The most shocking thing about Spring Breakers is that it garnered a semi-wide (over 1,000 screens) release in the US. The distributors must have been banking on the prurient allure of seeing former Disney TV stars Selena Gomez and Vanessa Hudgens in a sexploitation romp, along with Pretty Little Liars star Ashley Benson, James Franco, and Rachel Korine (the writer/director's wife). Former teen queens cavorting in bikinis, smoking weed, and brandishing firearms? Sounds like a guilty pleasure, right? Beware, though: Spring Breakers may look like a hoot, but this is a Harmony Korine film.

I've long been a diehard fan - or should I say defender, or even apologist - of Korine's output (and outlook), ever since his screenplay for Kids some 18(!) years ago. I know some see him as just a canny self-promoter who relies on media-friendly shock value to get his films noticed, but I still believe there's a serious artist at work here. He may be obsessed with the tacky, trashy side of contemporary American culture, but he's not in it for cheap laughs. America, as Korine sees it, is a land of profound ugliness, with a future as bleak as can be. I think this worries him greatly, and I think his films are meant to make his audiences worry too.

In Spring Breakers, the aforementioned quartet of starlets play poor college students who, desperate to enjoy a week of depravity in sunny Florida, eventually rob a fast food restaurant (with squirt guns!) in order to get the cash to make the bus trip down south. Their St. Petersburg debauchery takes a wrong turn, and when the girls attract the attentions of a local gold-toothed rapper/gangster (a fully committed Franco) and his crew, things get even darker.

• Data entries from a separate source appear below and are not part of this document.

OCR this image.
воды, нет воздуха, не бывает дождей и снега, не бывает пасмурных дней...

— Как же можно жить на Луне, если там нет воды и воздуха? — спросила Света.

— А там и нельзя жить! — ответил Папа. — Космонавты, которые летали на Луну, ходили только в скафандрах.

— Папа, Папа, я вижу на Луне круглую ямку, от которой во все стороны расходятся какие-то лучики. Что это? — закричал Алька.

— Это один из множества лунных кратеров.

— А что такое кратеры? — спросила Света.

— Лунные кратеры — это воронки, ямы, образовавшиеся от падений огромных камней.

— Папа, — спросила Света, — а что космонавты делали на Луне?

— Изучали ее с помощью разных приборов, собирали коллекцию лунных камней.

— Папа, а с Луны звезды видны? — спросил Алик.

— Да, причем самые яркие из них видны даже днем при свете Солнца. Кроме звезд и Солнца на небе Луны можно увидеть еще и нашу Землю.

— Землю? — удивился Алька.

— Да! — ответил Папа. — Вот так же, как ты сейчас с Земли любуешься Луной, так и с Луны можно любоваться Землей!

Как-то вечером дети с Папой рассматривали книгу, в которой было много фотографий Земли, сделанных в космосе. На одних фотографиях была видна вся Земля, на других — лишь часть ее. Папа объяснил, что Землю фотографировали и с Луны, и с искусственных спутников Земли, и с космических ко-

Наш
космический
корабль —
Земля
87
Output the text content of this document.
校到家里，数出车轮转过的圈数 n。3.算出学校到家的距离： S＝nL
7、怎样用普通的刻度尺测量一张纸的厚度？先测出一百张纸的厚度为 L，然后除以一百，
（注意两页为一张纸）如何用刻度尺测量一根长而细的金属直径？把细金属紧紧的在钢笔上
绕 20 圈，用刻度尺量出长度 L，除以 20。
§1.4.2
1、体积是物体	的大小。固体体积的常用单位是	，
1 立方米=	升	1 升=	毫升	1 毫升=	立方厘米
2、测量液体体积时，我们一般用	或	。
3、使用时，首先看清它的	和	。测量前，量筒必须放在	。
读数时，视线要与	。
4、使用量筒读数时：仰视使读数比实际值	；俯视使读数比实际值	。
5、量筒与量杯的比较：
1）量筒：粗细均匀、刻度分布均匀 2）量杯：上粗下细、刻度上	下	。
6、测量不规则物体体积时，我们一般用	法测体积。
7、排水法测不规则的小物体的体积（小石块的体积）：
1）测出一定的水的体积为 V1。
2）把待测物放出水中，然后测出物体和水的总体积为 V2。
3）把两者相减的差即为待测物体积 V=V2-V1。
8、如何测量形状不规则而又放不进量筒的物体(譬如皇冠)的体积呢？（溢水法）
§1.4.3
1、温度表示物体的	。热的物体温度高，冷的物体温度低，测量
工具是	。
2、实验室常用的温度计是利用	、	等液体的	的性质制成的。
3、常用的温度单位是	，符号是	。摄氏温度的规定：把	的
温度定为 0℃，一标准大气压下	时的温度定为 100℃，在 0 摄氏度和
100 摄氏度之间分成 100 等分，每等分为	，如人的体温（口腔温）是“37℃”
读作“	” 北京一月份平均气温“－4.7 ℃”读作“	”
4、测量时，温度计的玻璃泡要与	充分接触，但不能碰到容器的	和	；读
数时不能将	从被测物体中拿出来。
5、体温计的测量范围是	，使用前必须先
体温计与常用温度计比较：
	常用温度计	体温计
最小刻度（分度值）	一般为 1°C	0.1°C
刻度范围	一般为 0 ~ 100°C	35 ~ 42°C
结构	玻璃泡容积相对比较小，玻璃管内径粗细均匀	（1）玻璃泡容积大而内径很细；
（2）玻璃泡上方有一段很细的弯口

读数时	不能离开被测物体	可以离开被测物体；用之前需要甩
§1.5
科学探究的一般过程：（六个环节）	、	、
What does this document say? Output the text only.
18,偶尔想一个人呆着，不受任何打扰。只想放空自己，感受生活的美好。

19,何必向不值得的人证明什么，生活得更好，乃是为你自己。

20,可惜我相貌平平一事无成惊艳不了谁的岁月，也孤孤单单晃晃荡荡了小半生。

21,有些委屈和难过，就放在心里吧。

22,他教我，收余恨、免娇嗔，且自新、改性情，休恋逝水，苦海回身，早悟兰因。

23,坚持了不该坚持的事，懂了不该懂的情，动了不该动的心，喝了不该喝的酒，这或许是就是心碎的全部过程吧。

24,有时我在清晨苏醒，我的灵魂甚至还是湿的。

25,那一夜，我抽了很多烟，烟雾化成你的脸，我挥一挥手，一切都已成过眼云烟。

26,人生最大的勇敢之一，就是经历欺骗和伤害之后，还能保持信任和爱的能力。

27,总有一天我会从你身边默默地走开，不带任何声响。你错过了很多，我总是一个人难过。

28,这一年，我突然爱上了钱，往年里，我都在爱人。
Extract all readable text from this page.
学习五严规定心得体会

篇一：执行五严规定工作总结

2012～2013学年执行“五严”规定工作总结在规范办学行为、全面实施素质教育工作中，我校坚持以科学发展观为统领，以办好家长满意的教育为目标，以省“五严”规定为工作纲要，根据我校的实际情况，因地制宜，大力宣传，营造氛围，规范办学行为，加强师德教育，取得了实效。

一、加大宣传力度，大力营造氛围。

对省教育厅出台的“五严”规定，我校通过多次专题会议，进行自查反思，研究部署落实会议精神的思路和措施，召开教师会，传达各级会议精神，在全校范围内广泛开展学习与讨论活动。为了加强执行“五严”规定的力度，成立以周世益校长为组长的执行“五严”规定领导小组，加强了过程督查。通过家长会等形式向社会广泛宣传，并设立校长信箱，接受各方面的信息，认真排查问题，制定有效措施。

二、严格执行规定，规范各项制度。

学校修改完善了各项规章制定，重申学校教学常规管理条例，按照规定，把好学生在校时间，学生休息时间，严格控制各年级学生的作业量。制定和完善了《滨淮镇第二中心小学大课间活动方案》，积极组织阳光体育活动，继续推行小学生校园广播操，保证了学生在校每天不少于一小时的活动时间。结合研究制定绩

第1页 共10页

You might think this is all a set up to some big moral, but Korine is not here to preach. In all his films, from the weirdly beautiful Gummo to the unwatchable Trash Humpers, he is content to simply create a mood, then step back and watch as his scarily unenlightened young characters dig their own holes. He's obviously troubled by how ruthless American youth has become, but he knows it's enough to just depict what he sees, warts and all, without stepping in to make a statement. And so it goes with Spring Breakers.